Sunday, July 26, 2009

Torchwood moral and ethical issues

Torchwood... what ethical and moral conumdrums that one has raised.

Spoiler warnings: I will be revealing plot secrets, so if you haven't seen it, please skip this post. If you want to see it after reading this, I do have it on my DVR, as I'm recording the encore marathon right now. Otherwise it will be available on BBC America Shop on Tuesday.

There are several ethical and moral questions raised in this five part mini-series. One deals with how we act and react to extraterrestrial alien threats and demands. Another is how government as a whole reacts to the aliens, those entrusted to deal with them, and how that influences their decision. A third is about sacrifice, to quote Spock in Trek IV (or was it III?) the needs of the many outweigh the needs of the few, or the one.

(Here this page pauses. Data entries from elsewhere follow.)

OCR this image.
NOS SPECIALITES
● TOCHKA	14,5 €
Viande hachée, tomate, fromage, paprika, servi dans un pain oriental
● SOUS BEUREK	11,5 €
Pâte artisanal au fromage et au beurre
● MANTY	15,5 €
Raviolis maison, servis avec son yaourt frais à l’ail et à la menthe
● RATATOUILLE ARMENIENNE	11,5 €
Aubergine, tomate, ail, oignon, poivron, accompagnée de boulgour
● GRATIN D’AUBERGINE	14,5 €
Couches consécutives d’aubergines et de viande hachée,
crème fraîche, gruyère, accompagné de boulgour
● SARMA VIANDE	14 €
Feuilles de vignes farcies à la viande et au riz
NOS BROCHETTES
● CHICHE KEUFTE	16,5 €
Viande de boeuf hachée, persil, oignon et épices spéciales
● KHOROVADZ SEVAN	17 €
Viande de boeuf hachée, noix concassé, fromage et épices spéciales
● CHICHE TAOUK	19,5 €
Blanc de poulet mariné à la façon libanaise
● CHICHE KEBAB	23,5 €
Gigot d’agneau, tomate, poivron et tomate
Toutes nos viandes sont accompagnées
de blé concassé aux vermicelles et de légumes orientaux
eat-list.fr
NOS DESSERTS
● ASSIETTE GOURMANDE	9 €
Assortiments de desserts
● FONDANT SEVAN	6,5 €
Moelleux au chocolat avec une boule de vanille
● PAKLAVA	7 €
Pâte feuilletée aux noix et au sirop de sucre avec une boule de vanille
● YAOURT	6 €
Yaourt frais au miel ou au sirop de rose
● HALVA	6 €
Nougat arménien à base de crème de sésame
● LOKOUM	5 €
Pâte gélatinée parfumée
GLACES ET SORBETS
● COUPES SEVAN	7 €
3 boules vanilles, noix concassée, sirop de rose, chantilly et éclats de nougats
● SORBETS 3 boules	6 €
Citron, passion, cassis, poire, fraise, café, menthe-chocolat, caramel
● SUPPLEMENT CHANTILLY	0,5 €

First up: how do we act and react to alien life forms, their threats and demands if made? For me, there's no question there is alien life in the universe. The odds are so against there not being other life out there that I have no doubt. Have they made contact with us yet? I suspect they have, many times over the centuries. Some may just be curious about us, others may wish to help us advance technologically or spiritually, others may well see us as the enemy, even though we haven't left our solar system yet. Others will view us as stupid children and treat us as such. In some respects, they wouldn't be far wrong.

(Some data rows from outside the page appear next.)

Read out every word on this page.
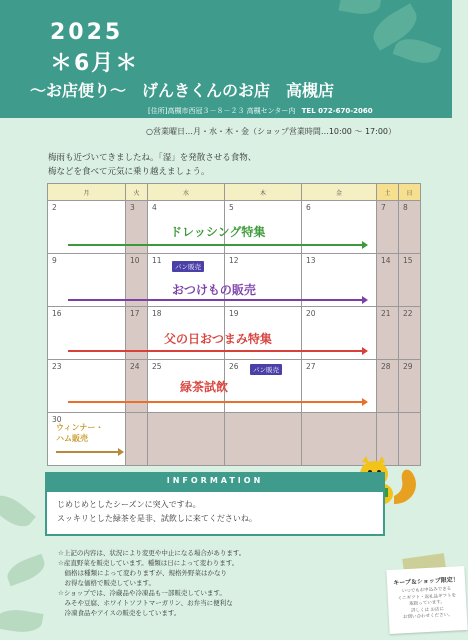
2025
＊6月＊
～お店便り～　げんきくんのお店　高槻店
[住所]高槻市西冠３－８－２３ 高槻センター内 TEL 072-670-2060
○営業曜日…月・水・木・金（ショップ営業時間…10:00 ～ 17:00）
梅雨も近づいてきましたね。「湿」を発散させる食物、
梅などを食べて元気に乗り越えましょう。
月	火	水	木	金	土	日
2	3	4	5	6	7	8
9	10	11	12	13	14	15
16	17	18	19	20	21	22
23	24	25	26	27	28	29
30						
ドレッシング特集
パン販売
おつけもの販売
父の日おつまみ特集
パン販売
緑茶試飲
ウィンナー・
ハム販売
INFORMATION

じめじめとしたシーズンに突入ですね。

スッキリとした緑茶を是非、試飲しに来てくださいね。

☆上記の内容は、状況により変更や中止になる場合があります。
☆産直野菜を販売しています。種類は日によって変わります。
　価格は種類によって変わりますが、規格外野菜はかなり
　お得な価格で販売しています。
☆ショップでは、冷蔵品や冷凍品も一部販売しています。
　みそや豆腐、ホワイトソフトマーガリン、お弁当に便利な
　冷凍食品やアイスの販売をしています。
キープ＆ショップ限定！
いつでもお申込みできる
ミニギフト・返礼品ギフトを
取扱っています。
詳しくは お店に
お問い合わせください。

How would you react if all the world's children all started chanting the same thing at time? We are coming, we are coming back?

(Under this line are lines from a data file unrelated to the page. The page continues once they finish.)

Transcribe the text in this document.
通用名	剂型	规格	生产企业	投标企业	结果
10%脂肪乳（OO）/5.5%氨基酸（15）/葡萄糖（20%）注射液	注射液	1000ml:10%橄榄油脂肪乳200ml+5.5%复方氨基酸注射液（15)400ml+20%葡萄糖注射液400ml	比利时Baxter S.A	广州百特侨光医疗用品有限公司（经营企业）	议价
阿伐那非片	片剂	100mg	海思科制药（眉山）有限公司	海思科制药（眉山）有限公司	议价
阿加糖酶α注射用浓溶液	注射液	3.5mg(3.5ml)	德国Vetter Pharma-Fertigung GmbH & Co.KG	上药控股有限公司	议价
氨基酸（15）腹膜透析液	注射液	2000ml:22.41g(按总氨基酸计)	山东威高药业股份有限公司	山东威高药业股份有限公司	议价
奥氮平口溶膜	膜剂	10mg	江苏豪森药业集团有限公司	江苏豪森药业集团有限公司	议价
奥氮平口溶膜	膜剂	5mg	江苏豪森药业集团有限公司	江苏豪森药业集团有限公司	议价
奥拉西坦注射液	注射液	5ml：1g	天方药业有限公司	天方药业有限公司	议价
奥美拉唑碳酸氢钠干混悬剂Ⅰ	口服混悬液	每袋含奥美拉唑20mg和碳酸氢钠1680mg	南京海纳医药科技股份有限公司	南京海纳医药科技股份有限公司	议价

The biggest moral and ethical issue raised in this mini-series deals with the aliens wanting 10% of the world's children, or they wipe out the entire human race. When it's found out that the kids are used as a living recreational drug supply for the aliens, the ethics stakes go even higher.

How would you chose the 10%? As presented, the government officials chose the poorest performing schools. Their reasoning? Those would be the most likely to end up on the dole or in prison, those most likely not to succeed in the world.

There's the catch. If you, as a government official, had the chance to clean out your juvenile detention centers, the poorest of the poor, those that are the biggest monetary drain on society, would you hand them over to an alien, just to get them off your hands? Even if you knew that the children would become living drug supplies for those aliens, and that the aliens would likely be back for more in the future?

I wonder how the Chinese would have gathered their 10%? As it is, parents in China are only supposed to have one child. What do you tell those parents? You've had your one, now give them up? And oh, by the way, no, you can't have any more, either. If there wasn't an uproar before, there would be with that.

I couldn't. I would fight to my dying breath to make sure that 'my' six kids would not be in that 10%. When they were safe, I'd do what I could to make sure no one else was in that 10% either.

The other thing that rankles me is how, in this show, the government treats the people that can best deal with the threat. By eliminating those that know best how to deal, you lose whatever advantage you have. You lose the knowledge base, the expertise that in the end gets you out of the mess. Aargh.

Sacrifice. How far are you willing to go, how many lives are you willing to sacrifice if it means saving the rest of the human race? Are you willing to sacrifice your lover, your best friends, your own child or grandchild if it means the rest will live?

With Torchwood, the adults are cannon fodder, the red shirts. They go in knowing they won't get a long life span. If they don't know, it doesn't take long to find out. The only one who lives is Captain Jack, and that's because he's a fixed point in time and space thanks to Dr. Who.

Jack sacrifices his own grandson to save the rest of the world's children. He wants to find another way, but runs out of time. There is no other choice. And as much as his daughter hates him for taking away her only child, somewhere she understands. His life for all the others. It's not a fair trade. Yes, she can have more, and it's still her first born child.

After all is said and done, the alien threat is over, how do you move on? Can you move on, given how much you have lost, and the grief over each and every death that you may have played any part in? Sounds to me like a major guilt trip in the making.

Do you stay, do you run? Jack chose to run, Gwen stayed. Gwen had hope, both in the form of her marriage to Rhys and in the child she carried. Jack lost almost everything near and dear to him: the hub, Ianto, his daughter and grandson, and all the Torchwood personnel he's lost over the 100+ years he's been working there.

I'm not sure I could stay and cope with that, either. Even with all I know and the resources I have access to, it would be a long time coming out of that guilt trip.

Enough of the rant for now. If watching for the third time gives me any more to rant about, I'll write about it later.

Oh, there is one last thing. If this is the series finale, damn, what a way to go.